In December 2019, Campaspe’s average house price was sitting at $340,000, but as of March this year, that had slipped to $330,000.
But Walker Real Estate director Justin Barnett said the housing market in Kyabram was looking positive despite the emergence of COVID-19.
“When the restrictions for COVID-19 were first implemented, the sales enquiries all but ceased for about a week and a half,” Justin said.
“Then they started again and since they did we have actually been very busy,” he said.
“Other than the negative impact coronavirus is having on the community as a whole, the local real estate market conditions have been favourable.

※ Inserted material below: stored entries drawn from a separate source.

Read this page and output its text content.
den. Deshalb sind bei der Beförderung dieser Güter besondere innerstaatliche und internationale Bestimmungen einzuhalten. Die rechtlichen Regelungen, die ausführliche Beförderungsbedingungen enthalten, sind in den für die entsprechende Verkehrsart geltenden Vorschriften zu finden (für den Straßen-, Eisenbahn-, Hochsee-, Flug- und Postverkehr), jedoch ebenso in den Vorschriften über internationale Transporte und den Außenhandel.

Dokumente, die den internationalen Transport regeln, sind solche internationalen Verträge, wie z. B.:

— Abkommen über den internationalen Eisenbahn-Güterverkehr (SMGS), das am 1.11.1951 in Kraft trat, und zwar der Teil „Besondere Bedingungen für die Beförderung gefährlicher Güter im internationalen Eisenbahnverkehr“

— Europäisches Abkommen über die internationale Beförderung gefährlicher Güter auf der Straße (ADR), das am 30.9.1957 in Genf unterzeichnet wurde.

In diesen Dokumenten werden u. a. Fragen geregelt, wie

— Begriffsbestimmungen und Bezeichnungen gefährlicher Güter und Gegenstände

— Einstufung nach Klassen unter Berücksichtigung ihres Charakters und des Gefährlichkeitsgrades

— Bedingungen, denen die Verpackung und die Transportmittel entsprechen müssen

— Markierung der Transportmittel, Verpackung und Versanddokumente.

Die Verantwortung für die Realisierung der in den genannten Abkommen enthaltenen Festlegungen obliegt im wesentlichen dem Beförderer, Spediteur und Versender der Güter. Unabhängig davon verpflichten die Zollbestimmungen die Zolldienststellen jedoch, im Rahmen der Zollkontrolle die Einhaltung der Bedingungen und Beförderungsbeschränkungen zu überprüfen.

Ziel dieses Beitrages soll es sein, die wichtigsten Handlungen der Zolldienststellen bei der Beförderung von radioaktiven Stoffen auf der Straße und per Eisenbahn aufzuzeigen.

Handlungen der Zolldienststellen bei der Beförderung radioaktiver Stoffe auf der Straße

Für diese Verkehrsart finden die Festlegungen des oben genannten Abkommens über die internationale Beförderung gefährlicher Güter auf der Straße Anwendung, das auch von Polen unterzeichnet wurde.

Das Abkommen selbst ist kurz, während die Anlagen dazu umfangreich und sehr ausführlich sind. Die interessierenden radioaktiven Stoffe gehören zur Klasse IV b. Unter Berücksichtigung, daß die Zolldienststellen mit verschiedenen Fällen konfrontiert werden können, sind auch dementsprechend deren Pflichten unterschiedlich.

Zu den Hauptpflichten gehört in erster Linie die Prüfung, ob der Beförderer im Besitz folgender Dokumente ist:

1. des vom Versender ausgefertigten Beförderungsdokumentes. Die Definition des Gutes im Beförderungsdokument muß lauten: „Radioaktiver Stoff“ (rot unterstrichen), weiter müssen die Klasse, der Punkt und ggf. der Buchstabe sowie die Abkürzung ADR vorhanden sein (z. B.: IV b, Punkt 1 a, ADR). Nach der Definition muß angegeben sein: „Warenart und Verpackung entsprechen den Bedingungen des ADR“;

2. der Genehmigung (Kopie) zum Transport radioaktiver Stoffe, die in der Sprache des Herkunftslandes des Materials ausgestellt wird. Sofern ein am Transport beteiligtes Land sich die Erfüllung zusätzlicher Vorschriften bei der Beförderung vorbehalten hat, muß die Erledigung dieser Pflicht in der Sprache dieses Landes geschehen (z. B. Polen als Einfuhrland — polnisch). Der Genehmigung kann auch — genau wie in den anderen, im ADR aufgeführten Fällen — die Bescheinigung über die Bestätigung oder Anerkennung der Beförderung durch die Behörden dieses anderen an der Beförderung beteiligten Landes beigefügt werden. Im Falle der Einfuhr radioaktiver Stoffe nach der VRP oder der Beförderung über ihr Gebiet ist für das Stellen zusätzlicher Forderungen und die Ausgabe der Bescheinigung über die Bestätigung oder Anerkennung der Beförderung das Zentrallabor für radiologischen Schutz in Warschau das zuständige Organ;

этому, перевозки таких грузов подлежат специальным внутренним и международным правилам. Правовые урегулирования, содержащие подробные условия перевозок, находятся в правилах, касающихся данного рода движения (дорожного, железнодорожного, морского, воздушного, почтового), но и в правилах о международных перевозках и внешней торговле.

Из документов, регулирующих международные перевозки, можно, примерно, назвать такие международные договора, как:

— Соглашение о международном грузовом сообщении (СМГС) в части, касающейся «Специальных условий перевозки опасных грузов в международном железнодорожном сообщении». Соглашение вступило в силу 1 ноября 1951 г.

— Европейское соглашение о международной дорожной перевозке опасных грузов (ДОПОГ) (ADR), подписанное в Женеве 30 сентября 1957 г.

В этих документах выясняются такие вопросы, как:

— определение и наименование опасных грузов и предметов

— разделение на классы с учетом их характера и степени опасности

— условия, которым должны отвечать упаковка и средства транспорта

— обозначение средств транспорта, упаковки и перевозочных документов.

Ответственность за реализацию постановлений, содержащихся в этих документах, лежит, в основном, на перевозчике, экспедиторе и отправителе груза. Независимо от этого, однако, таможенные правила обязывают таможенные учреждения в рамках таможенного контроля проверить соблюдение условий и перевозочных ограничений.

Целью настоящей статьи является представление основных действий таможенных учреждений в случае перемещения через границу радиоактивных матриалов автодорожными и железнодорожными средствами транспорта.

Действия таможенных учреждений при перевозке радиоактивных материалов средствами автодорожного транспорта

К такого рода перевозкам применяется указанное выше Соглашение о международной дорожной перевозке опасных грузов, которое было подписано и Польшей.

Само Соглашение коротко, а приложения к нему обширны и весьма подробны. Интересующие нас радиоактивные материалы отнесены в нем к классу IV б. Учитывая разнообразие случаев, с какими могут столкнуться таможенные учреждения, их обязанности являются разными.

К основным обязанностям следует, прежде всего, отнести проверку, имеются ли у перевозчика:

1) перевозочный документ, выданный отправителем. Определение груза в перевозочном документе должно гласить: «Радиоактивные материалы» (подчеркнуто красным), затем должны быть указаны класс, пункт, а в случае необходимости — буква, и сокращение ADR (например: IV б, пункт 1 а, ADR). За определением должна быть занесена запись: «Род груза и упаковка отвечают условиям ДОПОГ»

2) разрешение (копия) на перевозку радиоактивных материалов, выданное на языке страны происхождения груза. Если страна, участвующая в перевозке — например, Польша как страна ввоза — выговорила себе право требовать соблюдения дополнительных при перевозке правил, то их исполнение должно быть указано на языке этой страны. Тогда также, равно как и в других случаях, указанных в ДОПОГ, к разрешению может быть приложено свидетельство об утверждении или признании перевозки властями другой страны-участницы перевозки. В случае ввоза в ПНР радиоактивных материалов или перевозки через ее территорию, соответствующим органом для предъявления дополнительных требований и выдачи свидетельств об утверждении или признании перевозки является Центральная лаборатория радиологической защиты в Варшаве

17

“We have actually got to a point now where we can’t get properties quickly enough to satisfy the constant enquiry.”
“There has been excellent enquiry from all ranges of buyers, from first home buyers through to investors.
“I think those people whose financial positions haven’t been directly affected and were already looking to purchase a property have been amongst the most active in the local marketplace.
“Despite all of the uncertainty in the world at present, there still seems to be significant confidence with our local real estate market, which is encouraging for our area as a whole.”
The recent ease in the Victorian Government restrictions has enabled real estate agencies to resume open houses, which should also have a further positive impact on demand.
In the rural sector, the housing market has been proving just as healthy.
John Lilford of Hinchcliffe and Greed said most forms of agriculture were “performing very well; resulting in strong enquiry and high demand for rural land”.
“In recent weeks we have had some very large sales due to both larger farming enterprises expanding and also rural corporates buying large amounts of land,” he said.
“Our main catchment reservoirs have more water in them than this time; last year plus the predictions of more rain to come all looks positive for the rural sector.”